German red wines and the Mittelrhein

I am a keen visitor to the Mittelrhein area of Germany, and generally stay in St. Goar at a little family-run hotel. It's interesting how the area and the wines have changed since I started going there in 1988.

On my first visit, the vineyards were plentiful and spectacular, and grew mainly white grapes - predominantly Riesling, with a few Sylvaner and Portugieser for lower-quality and pink wines. Most wine books don't mention the Mittelrhein at all, but the Rheingau, the best wine-growing area in Germany, is only a few miles down the river, and is within walking distance of St. Goar, if you're young and fit. The wines they make in the Mittelrhein, particularly Bacharach, Kaub, Oberwesel and Niederheimbach are not far short of Rhinegau standard, and some are as good, though they aren't of much interest to wine writers because they don't get exported.

In 1988, the Rhinegau and the Mittelrhein made white wine, most of it sweet. I went that year to the Josef Nies vineyard at Lorch and watched the last tractorload of grapes of the season get brought into the yard - and was surprised (as a perfect stranger) to be invited inside to join in the celebrations. In the course of tasting some excellent wines I spoke to an old lady (his mother, I think) who blamed Queen Victoria for the narrow choice of wines offered by German winesellers - the only export style was white and sweet, and anyone producing other types was unlikely to get a look in.

What a difference now ... a fair proportion of recently abandoned vineyards all along the Mittelrhein. Above Kaub, around the Schloss (now turned into a hotel), no vineyards in use, where in 1988 there was a bustle of activity. (The vineyards are still there on the postcards, but they're based on 15-year old pictures).

The Steeg valley adjoining Bacharach - a quarter or so of the vineyards overgrown ... at Oberwesel, the best slopes still growing vines, but those a little further up the valley either not used or falling into disuse.
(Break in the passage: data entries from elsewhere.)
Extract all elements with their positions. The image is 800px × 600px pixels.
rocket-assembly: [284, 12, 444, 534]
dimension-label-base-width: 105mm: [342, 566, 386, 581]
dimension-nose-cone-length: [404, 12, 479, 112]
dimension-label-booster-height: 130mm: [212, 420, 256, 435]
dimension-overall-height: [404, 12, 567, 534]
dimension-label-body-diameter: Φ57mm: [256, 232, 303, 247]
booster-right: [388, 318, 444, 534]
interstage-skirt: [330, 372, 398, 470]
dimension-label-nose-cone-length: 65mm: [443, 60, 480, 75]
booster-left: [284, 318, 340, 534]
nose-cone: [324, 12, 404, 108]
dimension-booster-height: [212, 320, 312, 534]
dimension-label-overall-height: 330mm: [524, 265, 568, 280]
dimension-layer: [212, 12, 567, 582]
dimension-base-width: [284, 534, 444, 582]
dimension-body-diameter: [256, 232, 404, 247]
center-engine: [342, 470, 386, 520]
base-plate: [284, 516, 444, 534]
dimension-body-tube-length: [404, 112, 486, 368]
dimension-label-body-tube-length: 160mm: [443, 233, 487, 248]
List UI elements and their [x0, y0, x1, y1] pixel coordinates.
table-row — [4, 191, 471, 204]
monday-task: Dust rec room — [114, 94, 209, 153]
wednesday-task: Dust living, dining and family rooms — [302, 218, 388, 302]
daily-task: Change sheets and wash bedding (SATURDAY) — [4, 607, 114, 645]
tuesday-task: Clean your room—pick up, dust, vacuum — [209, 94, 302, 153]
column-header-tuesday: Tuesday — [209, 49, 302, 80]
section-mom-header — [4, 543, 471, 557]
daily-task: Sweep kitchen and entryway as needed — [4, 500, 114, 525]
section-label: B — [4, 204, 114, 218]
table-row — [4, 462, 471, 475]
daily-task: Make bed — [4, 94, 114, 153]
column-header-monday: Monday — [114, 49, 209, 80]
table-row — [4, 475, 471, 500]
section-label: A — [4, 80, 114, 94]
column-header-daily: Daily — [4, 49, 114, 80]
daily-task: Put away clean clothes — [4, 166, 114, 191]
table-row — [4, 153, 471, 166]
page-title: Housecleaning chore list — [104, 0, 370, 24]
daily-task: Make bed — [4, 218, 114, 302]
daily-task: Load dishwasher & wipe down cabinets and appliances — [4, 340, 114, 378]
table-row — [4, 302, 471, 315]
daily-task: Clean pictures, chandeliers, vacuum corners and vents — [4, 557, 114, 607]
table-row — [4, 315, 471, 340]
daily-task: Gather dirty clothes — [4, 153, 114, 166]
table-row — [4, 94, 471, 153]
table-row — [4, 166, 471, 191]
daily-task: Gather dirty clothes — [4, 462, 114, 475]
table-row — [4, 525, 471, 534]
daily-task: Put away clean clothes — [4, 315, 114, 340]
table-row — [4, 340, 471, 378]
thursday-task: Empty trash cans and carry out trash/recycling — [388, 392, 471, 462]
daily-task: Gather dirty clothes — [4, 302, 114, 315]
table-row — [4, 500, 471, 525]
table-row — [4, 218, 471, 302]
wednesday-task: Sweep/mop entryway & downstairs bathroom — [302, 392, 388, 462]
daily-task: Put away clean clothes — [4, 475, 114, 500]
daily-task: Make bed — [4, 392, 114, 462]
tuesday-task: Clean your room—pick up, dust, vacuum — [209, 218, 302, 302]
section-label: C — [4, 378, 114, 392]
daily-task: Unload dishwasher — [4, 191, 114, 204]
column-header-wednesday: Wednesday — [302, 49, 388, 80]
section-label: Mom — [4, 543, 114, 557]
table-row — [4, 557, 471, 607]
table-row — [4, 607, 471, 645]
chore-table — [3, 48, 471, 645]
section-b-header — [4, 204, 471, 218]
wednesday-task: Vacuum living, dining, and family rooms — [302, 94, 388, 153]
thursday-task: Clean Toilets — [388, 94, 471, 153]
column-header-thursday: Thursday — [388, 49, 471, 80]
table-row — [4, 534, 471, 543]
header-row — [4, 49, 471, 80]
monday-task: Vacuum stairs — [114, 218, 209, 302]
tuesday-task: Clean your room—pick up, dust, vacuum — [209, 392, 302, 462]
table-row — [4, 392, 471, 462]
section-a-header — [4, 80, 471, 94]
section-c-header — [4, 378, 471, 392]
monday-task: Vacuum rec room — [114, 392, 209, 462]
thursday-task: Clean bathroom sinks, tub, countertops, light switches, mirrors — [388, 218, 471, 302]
There was another surprise - at the St. Jost vineyards at Bacharach (Toni Jost, I think): lots of red grapes, some with yellow leaves (it was late October) and some with crimson, like Russian Vine. We wandered along the vine roads, and saw a little buggy - like device used for scuffing up the soil between the rows, with some light plough blades and a seat on top, being winched up and down with a tractor, and a guy steering it, and another buggy for hoisting up trays of grapes. I never thought mechanisation could be brought to these incredible slopes. Many are at 30 degrees; some are steeper.

We spoke to a man crushing grapes with an electric screw press in a shed, lower down. He told us that the crimson leaved vines were Dornfelder and the yellow-leaved were Spatburgunder. At a rough estimate, about a third of the grapes we'd seen on our afternoon walk around the Steeg and Bacharach vineyards were red; the other two-thirds were Riesling.

We went into a local supermarket and found that about a third of the German wines on sale were reds, either Dornfelder, Spatburgunder or Portugieser. Dornfelder were the darkest, though not as dark as a typical French or Australian red, Spatburgunder was a bit lighter, and Portugieser was generally used to make pink wines.

Back at the hotel in St. Goar we talked with the owner. He reckoned that cheap travel had affected demand; Germans had become used to enjoying decent reds in Europe and elsewhere, and when they came home, the only reds they could find were foreign. For a while, Germany was a major importer of red wine. About 10 years ago, one or two of the big producers in Rheinhessen started making reds, and 3 to 4 years ago, lots of smaller producers joined in. There was a gap in the market. There was also an increasing trend for dry whites. Some of these (though not from the Mittelrhein) reach England, and they are very fine

I looked around the restaurant and noticed more people drinking reds than whites. The wine list had 12 whites, all locally grown, 3 pinks, based on Portugieser or Spatburgunder, and five reds (two Dornfelder, two Spatburgunder, one Domina). Prices were (in Euros): about 2.80 for a white, 3.00 to 3.50 for a pink, and 3.00 to 4.00 for a red.

We tried two reds - both Dornfelder - one sweet, one half-dry. They were like country wines - fruity, not much tannin, not heavy. No trace of a headache if you drank too much, unlike full-bodied reds from some parts of Europe.

These wines are still in their infancy. One or two areas (e.g. Assmanshausen) have made similar wines for years, but reds are now grown much more widely. They need to be good; the labour costs on the steepest wine slopes are very high. Only the best vineyards are going to survive, what with cheap wine from Chile, Eastern Europe and elsewhere providing stiff competition. Premium, high quality wines on the steeper slopes can be profitable, but only if the grower knows what he is doing. The days of tiny vineyards on amazing slopes producing a few hundredweights of grapes for the local co-operative are over. Perhaps in the steepest parts of the Rhine gorge some of the more precipitous terraces can be kept in production (for the benefit of the scenery) by subsidy, but without it, they will go the same way as ridge and furrow - forever visible, as a historical curiosity.